In 2004, the USSC released “Chapter 8 Part B—Remedying Harm from Criminal Conduct, and Effective Compliance and Ethics Program.” These revisions also focused on effective compliance programs. Part C of the chapter defines how organizations are fined, including how culpability scores are calculated. There are four aggravating factors to a culpability score:
If an upper-level employee has “participated in, condoned, or was willfully ignorant of the offense”;
If the violation is a repeat offense;
If the government was hindered during its investigation; and
If awareness of and tolerance of the violation were pervasive.
There are also four mitigating factors to a culpability score:
If the organization had an effective compliance program, even though there was a violation;
If the organization reported the violation promptly;
If the organization cooperated with the government investigators; and
If the organization accepted responsibility for the violation.
These factors can have a profound effect on the fine’s amount and potential sentencing of the organization. These factors also provide insight into the government’s approach to compliance programs. Keep in mind that the USSC has stated that a “compliance and ethics program shall be reasonably designed, implemented, and enforced so that the program is generally effective in preventing and detecting criminal conduct. The failure to prevent or detect the instant offense does not necessarily mean that the program is not generally effective in preventing and detecting criminal conduct.” That suggests that no program will ever be foolproof or perfect, but instead remains a work in progress and in need of periodic assessment and recalibration to remain effective.
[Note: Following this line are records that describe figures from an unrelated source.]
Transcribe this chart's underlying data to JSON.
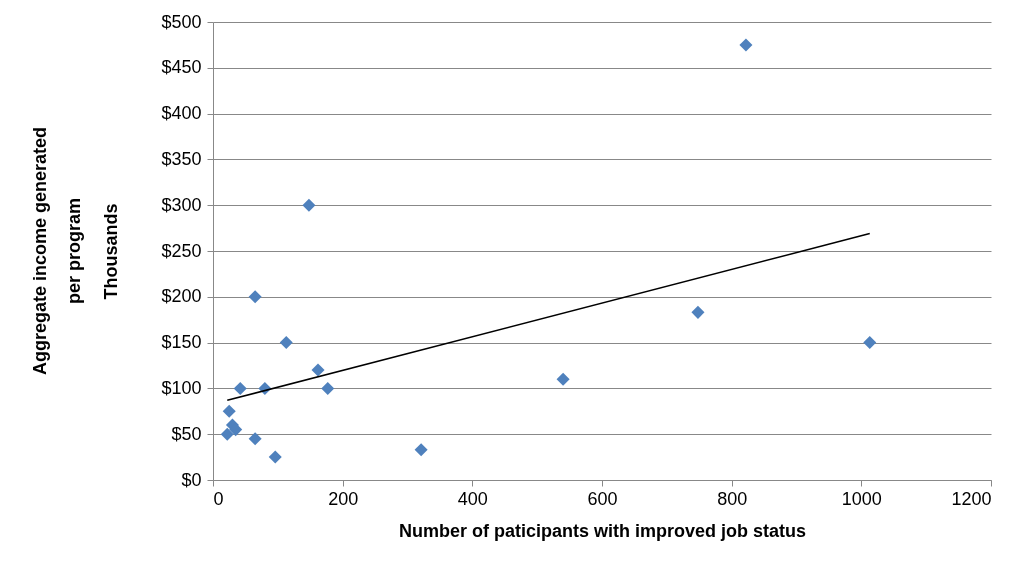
{
  "chart_data": {
    "type": "scatter",
    "xlabel": "Number of paticipants with improved job status",
    "ylabel": "Thousands",
    "annotations": [
      "Aggregate income generated\nper program"
    ],
    "xlim": [
      0,
      1200
    ],
    "xticks": [
      0,
      200,
      400,
      600,
      800,
      1000,
      1200
    ],
    "ylim": [
      0,
      500
    ],
    "yticks": [
      {
        "value": 0,
        "label": "$0"
      },
      {
        "value": 50,
        "label": "$50"
      },
      {
        "value": 100,
        "label": "$100"
      },
      {
        "value": 150,
        "label": "$150"
      },
      {
        "value": 200,
        "label": "$200"
      },
      {
        "value": 250,
        "label": "$250"
      },
      {
        "value": 300,
        "label": "$300"
      },
      {
        "value": 350,
        "label": "$350"
      },
      {
        "value": 400,
        "label": "$400"
      },
      {
        "value": 450,
        "label": "$450"
      },
      {
        "value": 500,
        "label": "$500"
      }
    ],
    "grid": "y",
    "series": [
      {
        "marker": "diamond",
        "color": "#4f81bd",
        "x": [
          822,
          148,
          65,
          113,
          162,
          177,
          42,
          80,
          25,
          30,
          35,
          22,
          65,
          96,
          321,
          540,
          748,
          1013
        ],
        "values": [
          475,
          300,
          200,
          150,
          120,
          100,
          100,
          100,
          75,
          60,
          55,
          50,
          45,
          25,
          33,
          110,
          183,
          150
        ]
      },
      {
        "type": "line",
        "color": "#000000",
        "x": [
          22,
          1013
        ],
        "values": [
          87,
          269
        ]
      }
    ]
  }
}
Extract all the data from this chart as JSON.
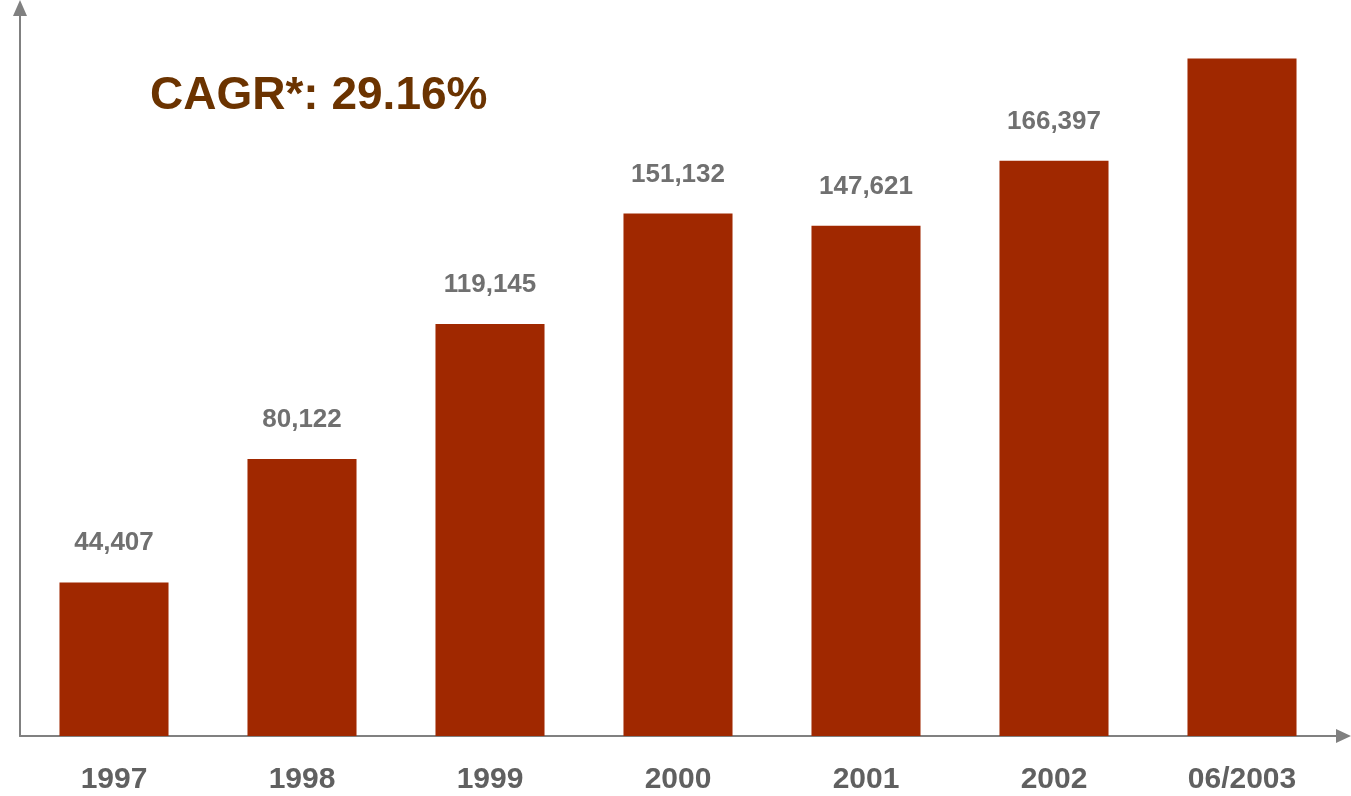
{
  "chart_data": {
    "type": "bar",
    "categories": [
      "1997",
      "1998",
      "1999",
      "2000",
      "2001",
      "2002",
      "06/2003"
    ],
    "values": [
      44407,
      80122,
      119145,
      151132,
      147621,
      166397,
      196000
    ],
    "value_labels": [
      "44,407",
      "80,122",
      "119,145",
      "151,132",
      "147,621",
      "166,397",
      null
    ],
    "color": "#a02800",
    "annotations": [
      "CAGR*: 29.16%"
    ]
  }
}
On January 21, 2010, Congress adopted new amendments to the Federal Sentencing Guidelines proposed by the USSC. Two sections of chapter eight were changed. The amendments to Section 8B2.1 list the required steps an organization must take to have an “effective compliance and ethics program.” These steps are required to entitle an organization to mitigation under the guidelines. If criminal conduct has an identifiable victim or victims, reasonable steps should include providing restitution and otherwise remedying the harm from the criminal conduct. Self-reporting and cooperation with authorities are also necessary. Additional information on the USSC and its guidelines that affect compliance programs can be found later in this chapter.
Other reasonable steps include assessing the organization’s compliance program and modifying it if necessary to ensure effectiveness of the program. If the program is modified, the organization may want to retain an independent reviewer or monitor to ensure adequate assessment and implementation of modifications.